Google has announced today that it is forking Webkit to launch a brand new rendering engine called Blink. Blink will be focussed on speed and simplicity and will be a part of Chromium. The rendering engine will also power future versions of the Chrome app for phones and tablets.
According to Linus Upson, Google’s VP of Engineering, the move was made from an engineering point of view as the teams were constrained by having to work within the limits imposed by the Webkit ecosystem. The move was made to facilitiate the addition of features that would otherwise slowdown Webkit partners or might not be accepted. A particular scenario that Komoroske mentions is that Google wants to run iframes in different processes which is currently very hard to achieve with webkit.

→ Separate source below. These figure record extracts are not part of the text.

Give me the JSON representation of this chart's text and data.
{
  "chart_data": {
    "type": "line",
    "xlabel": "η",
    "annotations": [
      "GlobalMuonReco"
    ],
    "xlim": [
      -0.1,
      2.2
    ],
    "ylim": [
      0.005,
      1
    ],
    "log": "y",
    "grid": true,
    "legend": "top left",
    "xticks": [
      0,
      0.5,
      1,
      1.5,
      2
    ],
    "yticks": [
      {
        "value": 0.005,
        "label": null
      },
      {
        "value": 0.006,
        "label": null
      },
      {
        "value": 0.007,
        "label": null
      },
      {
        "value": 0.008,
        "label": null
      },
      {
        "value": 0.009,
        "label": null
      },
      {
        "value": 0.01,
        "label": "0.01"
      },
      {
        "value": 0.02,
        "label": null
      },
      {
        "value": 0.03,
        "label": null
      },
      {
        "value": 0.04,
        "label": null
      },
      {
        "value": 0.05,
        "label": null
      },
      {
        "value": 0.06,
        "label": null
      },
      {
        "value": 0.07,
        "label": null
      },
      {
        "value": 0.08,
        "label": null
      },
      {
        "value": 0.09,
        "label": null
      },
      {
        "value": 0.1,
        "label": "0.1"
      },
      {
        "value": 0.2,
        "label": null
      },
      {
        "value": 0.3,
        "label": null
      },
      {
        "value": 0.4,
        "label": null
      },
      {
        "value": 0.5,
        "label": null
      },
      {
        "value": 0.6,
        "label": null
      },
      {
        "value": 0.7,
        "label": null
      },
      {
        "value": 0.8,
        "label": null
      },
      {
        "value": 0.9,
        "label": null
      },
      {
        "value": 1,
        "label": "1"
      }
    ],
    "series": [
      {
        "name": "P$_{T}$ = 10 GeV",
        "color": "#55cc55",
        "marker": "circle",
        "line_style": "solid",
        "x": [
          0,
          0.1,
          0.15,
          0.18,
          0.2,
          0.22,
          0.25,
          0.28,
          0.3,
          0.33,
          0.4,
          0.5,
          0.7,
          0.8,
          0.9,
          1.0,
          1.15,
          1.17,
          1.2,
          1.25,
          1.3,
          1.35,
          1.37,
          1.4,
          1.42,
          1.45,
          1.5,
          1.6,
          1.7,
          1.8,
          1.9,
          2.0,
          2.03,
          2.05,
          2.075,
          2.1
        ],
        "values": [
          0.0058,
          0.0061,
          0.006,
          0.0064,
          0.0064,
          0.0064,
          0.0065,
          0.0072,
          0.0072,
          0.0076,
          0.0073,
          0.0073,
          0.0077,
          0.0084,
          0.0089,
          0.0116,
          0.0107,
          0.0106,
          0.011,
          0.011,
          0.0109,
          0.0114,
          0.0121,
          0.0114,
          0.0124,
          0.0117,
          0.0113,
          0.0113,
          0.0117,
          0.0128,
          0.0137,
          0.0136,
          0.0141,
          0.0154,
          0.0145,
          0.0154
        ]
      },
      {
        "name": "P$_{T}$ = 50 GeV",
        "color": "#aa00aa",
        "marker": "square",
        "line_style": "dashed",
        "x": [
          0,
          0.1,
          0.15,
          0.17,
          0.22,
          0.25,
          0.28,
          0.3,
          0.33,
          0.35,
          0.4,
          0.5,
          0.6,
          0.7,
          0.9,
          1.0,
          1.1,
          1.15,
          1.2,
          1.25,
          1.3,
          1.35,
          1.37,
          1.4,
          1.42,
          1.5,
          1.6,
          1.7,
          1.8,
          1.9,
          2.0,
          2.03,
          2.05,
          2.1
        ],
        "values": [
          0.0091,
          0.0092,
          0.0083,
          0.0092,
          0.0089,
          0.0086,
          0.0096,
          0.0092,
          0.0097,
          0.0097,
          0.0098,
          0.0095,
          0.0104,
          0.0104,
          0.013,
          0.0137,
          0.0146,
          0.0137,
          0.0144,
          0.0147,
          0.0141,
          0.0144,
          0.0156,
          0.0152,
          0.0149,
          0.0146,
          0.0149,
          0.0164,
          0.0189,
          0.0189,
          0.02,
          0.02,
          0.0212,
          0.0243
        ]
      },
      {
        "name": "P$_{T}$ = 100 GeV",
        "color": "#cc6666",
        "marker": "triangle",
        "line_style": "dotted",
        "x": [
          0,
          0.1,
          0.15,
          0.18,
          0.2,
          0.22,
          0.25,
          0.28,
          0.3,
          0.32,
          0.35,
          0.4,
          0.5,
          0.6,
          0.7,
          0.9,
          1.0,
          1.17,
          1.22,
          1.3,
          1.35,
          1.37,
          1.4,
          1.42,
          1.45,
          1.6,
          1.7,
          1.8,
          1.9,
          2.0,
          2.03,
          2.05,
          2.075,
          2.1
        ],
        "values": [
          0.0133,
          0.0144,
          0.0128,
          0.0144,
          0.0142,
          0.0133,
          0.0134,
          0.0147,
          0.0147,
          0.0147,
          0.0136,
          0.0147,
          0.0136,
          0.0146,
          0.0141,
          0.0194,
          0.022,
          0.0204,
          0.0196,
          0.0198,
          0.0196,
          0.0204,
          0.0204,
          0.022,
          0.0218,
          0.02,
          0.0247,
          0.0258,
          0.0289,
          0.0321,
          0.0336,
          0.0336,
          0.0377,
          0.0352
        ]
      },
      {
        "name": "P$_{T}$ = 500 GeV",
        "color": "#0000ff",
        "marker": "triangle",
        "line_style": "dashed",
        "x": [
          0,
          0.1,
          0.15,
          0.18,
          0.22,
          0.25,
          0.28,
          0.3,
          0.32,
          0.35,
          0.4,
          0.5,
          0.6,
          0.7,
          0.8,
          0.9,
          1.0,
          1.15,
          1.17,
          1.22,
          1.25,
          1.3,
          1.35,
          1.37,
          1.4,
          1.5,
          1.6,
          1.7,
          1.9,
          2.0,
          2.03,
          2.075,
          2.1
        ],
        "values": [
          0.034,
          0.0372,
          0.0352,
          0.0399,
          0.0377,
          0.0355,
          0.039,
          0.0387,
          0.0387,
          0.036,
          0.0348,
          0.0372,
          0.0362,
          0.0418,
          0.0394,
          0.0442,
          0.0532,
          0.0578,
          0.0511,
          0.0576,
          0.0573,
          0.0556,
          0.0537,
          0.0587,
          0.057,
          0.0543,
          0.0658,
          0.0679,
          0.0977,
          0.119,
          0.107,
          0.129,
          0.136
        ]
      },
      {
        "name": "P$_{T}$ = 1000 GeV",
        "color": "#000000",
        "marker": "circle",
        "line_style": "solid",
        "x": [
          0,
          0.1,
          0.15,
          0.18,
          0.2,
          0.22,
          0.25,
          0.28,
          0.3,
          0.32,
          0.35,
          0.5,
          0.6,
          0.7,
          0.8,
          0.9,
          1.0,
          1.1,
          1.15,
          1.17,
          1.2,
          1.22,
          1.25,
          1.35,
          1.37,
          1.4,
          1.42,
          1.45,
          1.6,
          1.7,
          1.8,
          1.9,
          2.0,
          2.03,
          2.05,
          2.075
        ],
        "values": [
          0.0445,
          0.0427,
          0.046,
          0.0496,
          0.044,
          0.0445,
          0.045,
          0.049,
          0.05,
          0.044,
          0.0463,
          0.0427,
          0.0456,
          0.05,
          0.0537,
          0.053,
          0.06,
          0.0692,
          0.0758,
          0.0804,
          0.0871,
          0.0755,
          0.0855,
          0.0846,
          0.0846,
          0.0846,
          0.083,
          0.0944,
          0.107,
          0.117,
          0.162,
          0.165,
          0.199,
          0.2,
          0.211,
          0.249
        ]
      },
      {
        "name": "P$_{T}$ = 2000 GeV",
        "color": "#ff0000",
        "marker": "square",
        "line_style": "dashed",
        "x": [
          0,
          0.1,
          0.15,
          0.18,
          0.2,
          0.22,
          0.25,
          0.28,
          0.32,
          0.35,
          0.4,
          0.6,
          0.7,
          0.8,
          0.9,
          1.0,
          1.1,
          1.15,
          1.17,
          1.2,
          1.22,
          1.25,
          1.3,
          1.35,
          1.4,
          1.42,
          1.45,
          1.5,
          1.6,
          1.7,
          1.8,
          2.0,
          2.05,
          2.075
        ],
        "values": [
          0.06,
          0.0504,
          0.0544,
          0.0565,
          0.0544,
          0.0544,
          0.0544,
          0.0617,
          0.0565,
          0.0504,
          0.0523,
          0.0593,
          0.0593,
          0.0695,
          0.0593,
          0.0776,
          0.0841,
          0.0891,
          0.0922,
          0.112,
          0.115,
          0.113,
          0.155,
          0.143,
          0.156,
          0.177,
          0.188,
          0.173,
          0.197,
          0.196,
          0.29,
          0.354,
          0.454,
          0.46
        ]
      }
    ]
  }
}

Google plans to focus on internal architectural improvements initially resulting in the removal of 7 build systems and 7000 files resulting in wiping off 4.5 million lines of code in one go. Webkit was initially started by Apple when it forked KDE”s KHTML engine. Google is the largest contributor to the open source project and their departure should have quite an interesting impact. Google notes that members of the Blink team can still contribute to Webkit if they so desire.
Commenting on the move, Opera stated that it will be contributing to Blink as well as Webkit. Opera had ditched its own rendering engine and had adopted Webkit to use Chromium as the base for its browser.